Уайндер выпил, снова подставил Кэнби стакан и посмотрел вокруг. Он был невысок ростом и жилист, с веснушчатым лицом без усов и без бороды, но вечно поросшим рыжеватой щетиной. Бледно-голубые глазки кучера глядят недружелюбно, словно он хочет вызвать вас на драку, и не меняют выражения даже когда он смеется.
— Что-то не торопятся они, а?
— Может, оно и к лучшему, — сказал Дэвис.
— Это еще почему? — неприязненно проговорил Уайндер.
— У них пока данных маловато.
— По мне, достаточно.
— Пусть так, но недостаточно, чтобы решить, как действовать.
— То есть?
— Ну, во-первых, они же не знают, кто виновный…
— Это-то мы как раз и собираемся выяснить, разве нет?
— Еще неизвестно, кто им окажется.
— Ну и что? Я такую гадину — угонщика проклятого — вздернул бы, и никаких, — он хлопнул рукой по стойке, — хоть бы это мой брат родной!
Гэйб издал негромкий звук, словно прочистил горло.
— Смотри, Гэйба всполошишь, — сказал Кэнби.

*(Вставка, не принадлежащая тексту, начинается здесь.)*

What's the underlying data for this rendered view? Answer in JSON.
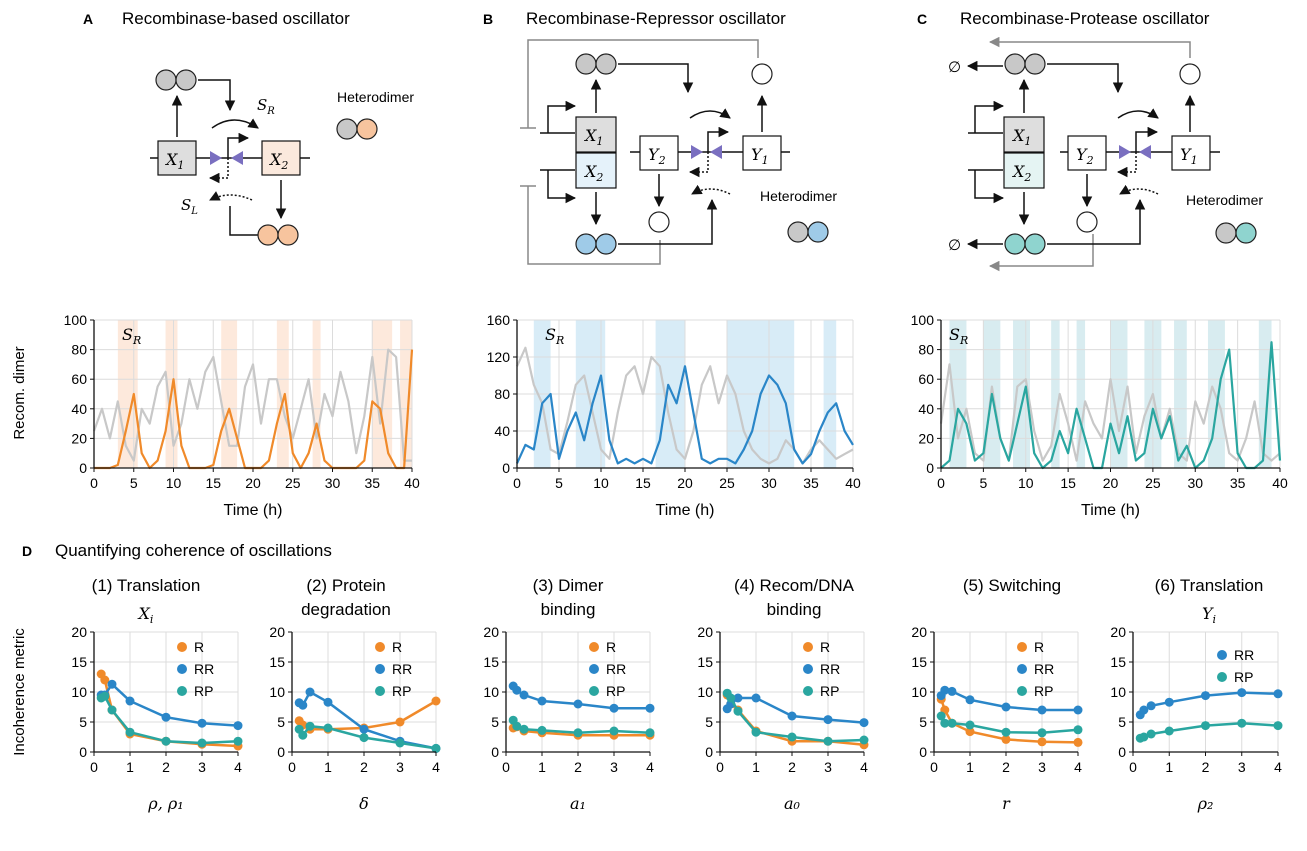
{
  "panels": {
    "A": {
      "letter": "A",
      "title": "Recombinase-based oscillator"
    },
    "B": {
      "letter": "B",
      "title": "Recombinase-Repressor oscillator"
    },
    "C": {
      "letter": "C",
      "title": "Recombinase-Protease oscillator"
    },
    "D": {
      "letter": "D",
      "title": "Quantifying coherence of oscillations"
    }
  },
  "diagram_text": {
    "heterodimer": "Heterodimer",
    "x1": "X",
    "x1_sub": "1",
    "x2": "X",
    "x2_sub": "2",
    "y1": "Y",
    "y1_sub": "1",
    "y2": "Y",
    "y2_sub": "2",
    "sr": "S",
    "sr_sub": "R",
    "sl": "S",
    "sl_sub": "L",
    "empty_set": "∅"
  },
  "colors": {
    "gray": "#c8c8c8",
    "orange": "#f08a2a",
    "blue": "#2a86c8",
    "teal": "#2aa6a0",
    "orange_light": "#f7c49e",
    "blue_light": "#9fcbe8",
    "teal_light": "#8fd4cf",
    "orange_shade": "#fde9dc",
    "blue_shade": "#d8ecf7",
    "teal_shade": "#d8ecf0",
    "purple": "#7a6fc0",
    "box_gray": "#dedede",
    "box_orange": "#fbe9dd",
    "box_blue": "#e5f2fa"
  },
  "time_series": {
    "xlabel": "Time (h)",
    "ylabel": "Recom. dimer",
    "annotation": "S",
    "annotation_sub": "R",
    "xticks": [
      0,
      5,
      10,
      15,
      20,
      25,
      30,
      35,
      40
    ]
  },
  "metric_panels": {
    "ylabel": "Incoherence metric",
    "yticks": [
      0,
      5,
      10,
      15,
      20
    ],
    "xticks": [
      0,
      1,
      2,
      3,
      4
    ]
  },
  "chart_data": [
    {
      "type": "line",
      "id": "A",
      "xlabel": "Time (h)",
      "ylabel": "Recom. dimer",
      "xlim": [
        0,
        40
      ],
      "ylim": [
        0,
        100
      ],
      "yticks": [
        0,
        20,
        40,
        60,
        80,
        100
      ],
      "shaded_intervals": [
        [
          3,
          5.5
        ],
        [
          9,
          10.5
        ],
        [
          16,
          18
        ],
        [
          23,
          24.5
        ],
        [
          27.5,
          28.5
        ],
        [
          35,
          37.5
        ],
        [
          38.5,
          40
        ]
      ],
      "series": [
        {
          "color": "gray",
          "x": [
            0,
            1,
            2,
            3,
            4,
            5,
            6,
            7,
            8,
            9,
            10,
            11,
            12,
            13,
            14,
            15,
            16,
            17,
            18,
            19,
            20,
            21,
            22,
            23,
            24,
            25,
            26,
            27,
            28,
            29,
            30,
            31,
            32,
            33,
            34,
            35,
            36,
            37,
            38,
            39,
            40
          ],
          "y": [
            25,
            40,
            20,
            45,
            15,
            5,
            40,
            30,
            55,
            65,
            15,
            30,
            60,
            40,
            65,
            75,
            45,
            15,
            15,
            55,
            70,
            30,
            60,
            60,
            35,
            20,
            40,
            60,
            20,
            50,
            35,
            65,
            45,
            10,
            35,
            75,
            30,
            80,
            75,
            5,
            5
          ]
        },
        {
          "color": "orange",
          "x": [
            0,
            1,
            2,
            3,
            4,
            5,
            6,
            7,
            8,
            9,
            10,
            11,
            12,
            13,
            14,
            15,
            16,
            17,
            18,
            19,
            20,
            21,
            22,
            23,
            24,
            25,
            26,
            27,
            28,
            29,
            30,
            31,
            32,
            33,
            34,
            35,
            36,
            37,
            38,
            39,
            40
          ],
          "y": [
            0,
            0,
            0,
            2,
            25,
            50,
            10,
            0,
            5,
            25,
            60,
            15,
            0,
            0,
            0,
            2,
            25,
            40,
            20,
            0,
            0,
            0,
            5,
            30,
            50,
            10,
            0,
            10,
            30,
            5,
            0,
            0,
            0,
            0,
            5,
            45,
            40,
            10,
            0,
            0,
            80
          ]
        }
      ]
    },
    {
      "type": "line",
      "id": "B",
      "xlabel": "Time (h)",
      "ylabel": "",
      "xlim": [
        0,
        40
      ],
      "ylim": [
        0,
        160
      ],
      "yticks": [
        0,
        40,
        80,
        120,
        160
      ],
      "shaded_intervals": [
        [
          2,
          4
        ],
        [
          7,
          10.5
        ],
        [
          16.5,
          20
        ],
        [
          25,
          33
        ],
        [
          36.5,
          38
        ]
      ],
      "series": [
        {
          "color": "gray",
          "x": [
            0,
            1,
            2,
            3,
            4,
            5,
            6,
            7,
            8,
            9,
            10,
            11,
            12,
            13,
            14,
            15,
            16,
            17,
            18,
            19,
            20,
            21,
            22,
            23,
            24,
            25,
            26,
            27,
            28,
            29,
            30,
            31,
            32,
            33,
            34,
            35,
            36,
            37,
            38,
            39,
            40
          ],
          "y": [
            110,
            130,
            90,
            70,
            20,
            15,
            50,
            90,
            100,
            60,
            20,
            10,
            60,
            100,
            110,
            80,
            120,
            110,
            60,
            20,
            10,
            40,
            90,
            110,
            70,
            100,
            80,
            40,
            20,
            10,
            5,
            10,
            30,
            20,
            5,
            20,
            30,
            20,
            10,
            15,
            20
          ]
        },
        {
          "color": "blue",
          "x": [
            0,
            1,
            2,
            3,
            4,
            5,
            6,
            7,
            8,
            9,
            10,
            11,
            12,
            13,
            14,
            15,
            16,
            17,
            18,
            19,
            20,
            21,
            22,
            23,
            24,
            25,
            26,
            27,
            28,
            29,
            30,
            31,
            32,
            33,
            34,
            35,
            36,
            37,
            38,
            39,
            40
          ],
          "y": [
            5,
            25,
            20,
            70,
            80,
            10,
            40,
            60,
            30,
            70,
            100,
            30,
            5,
            10,
            5,
            10,
            5,
            30,
            90,
            70,
            110,
            60,
            10,
            5,
            10,
            10,
            5,
            20,
            40,
            80,
            100,
            90,
            70,
            20,
            5,
            15,
            40,
            60,
            70,
            40,
            25
          ]
        }
      ]
    },
    {
      "type": "line",
      "id": "C",
      "xlabel": "Time (h)",
      "ylabel": "",
      "xlim": [
        0,
        40
      ],
      "ylim": [
        0,
        100
      ],
      "yticks": [
        0,
        20,
        40,
        60,
        80,
        100
      ],
      "shaded_intervals": [
        [
          1,
          3
        ],
        [
          5,
          7
        ],
        [
          8.5,
          10.5
        ],
        [
          13,
          14
        ],
        [
          16,
          17
        ],
        [
          20,
          22
        ],
        [
          24,
          26
        ],
        [
          27.5,
          29
        ],
        [
          31.5,
          33.5
        ],
        [
          37.5,
          39
        ]
      ],
      "series": [
        {
          "color": "gray",
          "x": [
            0,
            1,
            2,
            3,
            4,
            5,
            6,
            7,
            8,
            9,
            10,
            11,
            12,
            13,
            14,
            15,
            16,
            17,
            18,
            19,
            20,
            21,
            22,
            23,
            24,
            25,
            26,
            27,
            28,
            29,
            30,
            31,
            32,
            33,
            34,
            35,
            36,
            37,
            38,
            39,
            40
          ],
          "y": [
            30,
            70,
            20,
            40,
            10,
            5,
            55,
            20,
            5,
            55,
            60,
            25,
            5,
            15,
            50,
            30,
            5,
            45,
            30,
            20,
            60,
            25,
            55,
            10,
            35,
            50,
            20,
            40,
            10,
            5,
            45,
            30,
            55,
            40,
            10,
            5,
            20,
            45,
            10,
            5,
            10
          ]
        },
        {
          "color": "teal",
          "x": [
            0,
            1,
            2,
            3,
            4,
            5,
            6,
            7,
            8,
            9,
            10,
            11,
            12,
            13,
            14,
            15,
            16,
            17,
            18,
            19,
            20,
            21,
            22,
            23,
            24,
            25,
            26,
            27,
            28,
            29,
            30,
            31,
            32,
            33,
            34,
            35,
            36,
            37,
            38,
            39,
            40
          ],
          "y": [
            0,
            5,
            40,
            30,
            5,
            10,
            50,
            20,
            5,
            30,
            55,
            10,
            0,
            5,
            25,
            10,
            40,
            20,
            0,
            0,
            30,
            10,
            35,
            5,
            10,
            40,
            20,
            35,
            5,
            15,
            0,
            5,
            20,
            60,
            80,
            10,
            0,
            0,
            5,
            85,
            5
          ]
        }
      ]
    },
    {
      "type": "line",
      "id": "D1",
      "title": "(1) Translation",
      "title2": "",
      "xlabel": "ρ, ρ₁",
      "ylabel": "Incoherence metric",
      "math_label": "X_i",
      "xlim": [
        0,
        4
      ],
      "ylim": [
        0,
        20
      ],
      "series": [
        {
          "name": "R",
          "color": "orange",
          "x": [
            0.2,
            0.3,
            0.5,
            1,
            2,
            3,
            4
          ],
          "y": [
            13,
            12,
            7,
            3,
            1.8,
            1.3,
            1
          ]
        },
        {
          "name": "RR",
          "color": "blue",
          "x": [
            0.2,
            0.3,
            0.5,
            1,
            2,
            3,
            4
          ],
          "y": [
            9.5,
            9.5,
            11.3,
            8.5,
            5.8,
            4.8,
            4.4
          ]
        },
        {
          "name": "RP",
          "color": "teal",
          "x": [
            0.2,
            0.3,
            0.5,
            1,
            2,
            3,
            4
          ],
          "y": [
            9,
            9.3,
            7,
            3.3,
            1.8,
            1.5,
            1.8
          ]
        }
      ]
    },
    {
      "type": "line",
      "id": "D2",
      "title": "(2) Protein",
      "title2": "degradation",
      "xlabel": "δ",
      "ylabel": "",
      "xlim": [
        0,
        4
      ],
      "ylim": [
        0,
        20
      ],
      "series": [
        {
          "name": "R",
          "color": "orange",
          "x": [
            0.2,
            0.3,
            0.5,
            1,
            2,
            3,
            4
          ],
          "y": [
            5.2,
            4.5,
            3.8,
            3.8,
            4,
            5,
            8.5
          ]
        },
        {
          "name": "RR",
          "color": "blue",
          "x": [
            0.2,
            0.3,
            0.5,
            1,
            2,
            3,
            4
          ],
          "y": [
            8.2,
            7.8,
            10,
            8.3,
            3.8,
            1.8,
            0.6
          ]
        },
        {
          "name": "RP",
          "color": "teal",
          "x": [
            0.2,
            0.3,
            0.5,
            1,
            2,
            3,
            4
          ],
          "y": [
            3.8,
            2.8,
            4.3,
            4,
            2.4,
            1.5,
            0.6
          ]
        }
      ]
    },
    {
      "type": "line",
      "id": "D3",
      "title": "(3) Dimer",
      "title2": "binding",
      "xlabel": "a₁",
      "ylabel": "",
      "xlim": [
        0,
        4
      ],
      "ylim": [
        0,
        20
      ],
      "series": [
        {
          "name": "R",
          "color": "orange",
          "x": [
            0.2,
            0.3,
            0.5,
            1,
            2,
            3,
            4
          ],
          "y": [
            4,
            4.2,
            3.5,
            3.2,
            2.8,
            2.8,
            2.8
          ]
        },
        {
          "name": "RR",
          "color": "blue",
          "x": [
            0.2,
            0.3,
            0.5,
            1,
            2,
            3,
            4
          ],
          "y": [
            11,
            10.3,
            9.5,
            8.5,
            8,
            7.3,
            7.3
          ]
        },
        {
          "name": "RP",
          "color": "teal",
          "x": [
            0.2,
            0.3,
            0.5,
            1,
            2,
            3,
            4
          ],
          "y": [
            5.3,
            4.3,
            3.8,
            3.6,
            3.2,
            3.5,
            3.2
          ]
        }
      ]
    },
    {
      "type": "line",
      "id": "D4",
      "title": "(4) Recom/DNA",
      "title2": "binding",
      "xlabel": "a₀",
      "ylabel": "",
      "xlim": [
        0,
        4
      ],
      "ylim": [
        0,
        20
      ],
      "series": [
        {
          "name": "R",
          "color": "orange",
          "x": [
            0.2,
            0.3,
            0.5,
            1,
            2,
            3,
            4
          ],
          "y": [
            9.5,
            8,
            7,
            3.5,
            1.8,
            1.8,
            1.2
          ]
        },
        {
          "name": "RR",
          "color": "blue",
          "x": [
            0.2,
            0.3,
            0.5,
            1,
            2,
            3,
            4
          ],
          "y": [
            7.2,
            8,
            9,
            9,
            6,
            5.4,
            4.9
          ]
        },
        {
          "name": "RP",
          "color": "teal",
          "x": [
            0.2,
            0.3,
            0.5,
            1,
            2,
            3,
            4
          ],
          "y": [
            9.8,
            9,
            6.8,
            3.3,
            2.5,
            1.8,
            2
          ]
        }
      ]
    },
    {
      "type": "line",
      "id": "D5",
      "title": "(5) Switching",
      "title2": "",
      "xlabel": "r",
      "ylabel": "",
      "xlim": [
        0,
        4
      ],
      "ylim": [
        0,
        20
      ],
      "series": [
        {
          "name": "R",
          "color": "orange",
          "x": [
            0.2,
            0.3,
            0.5,
            1,
            2,
            3,
            4
          ],
          "y": [
            8.8,
            7,
            4.8,
            3.4,
            2.1,
            1.7,
            1.6
          ]
        },
        {
          "name": "RR",
          "color": "blue",
          "x": [
            0.2,
            0.3,
            0.5,
            1,
            2,
            3,
            4
          ],
          "y": [
            9.4,
            10.3,
            10.1,
            8.7,
            7.5,
            7,
            7
          ]
        },
        {
          "name": "RP",
          "color": "teal",
          "x": [
            0.2,
            0.3,
            0.5,
            1,
            2,
            3,
            4
          ],
          "y": [
            6,
            4.8,
            4.8,
            4.5,
            3.3,
            3.2,
            3.7
          ]
        }
      ]
    },
    {
      "type": "line",
      "id": "D6",
      "title": "(6) Translation",
      "title2": "",
      "xlabel": "ρ₂",
      "ylabel": "",
      "math_label": "Y_i",
      "xlim": [
        0,
        4
      ],
      "ylim": [
        0,
        20
      ],
      "series": [
        {
          "name": "RR",
          "color": "blue",
          "x": [
            0.2,
            0.3,
            0.5,
            1,
            2,
            3,
            4
          ],
          "y": [
            6.2,
            7,
            7.7,
            8.3,
            9.4,
            9.9,
            9.7
          ]
        },
        {
          "name": "RP",
          "color": "teal",
          "x": [
            0.2,
            0.3,
            0.5,
            1,
            2,
            3,
            4
          ],
          "y": [
            2.3,
            2.5,
            3,
            3.5,
            4.4,
            4.8,
            4.4
          ]
        }
      ]
    }
  ]
}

— Верно говорите, хоть брат родной, — сказал Гэйб своим писклявым голосом. Он не сводил глаз с Дэвиса, мерно покачивая руками, свисавшими до коленей. Мы все знали, что только два обстоятельства могли привести Гэйба в ярость — вид разъяренного Уайндера или шуточки по поводу негров, которые отпускали специально, чтобы подразнить его. Уайндер мог привести Гэйба в чувство лишь тогда, когда тот свирепел из-за него — и то уже хорошо, потому что свирепел сам Уайндер часто, что же касается негров, то Гэйб был родом из Миссисипи, и большего ненавистника негров я в жизни не встречал. Он ни за что не стал бы есть там, где они ели, спать там, где они спали, или говорить с кем-нибудь из них. Все это, по-видимому, запало ему в голову еще с раннего детства и накрепко.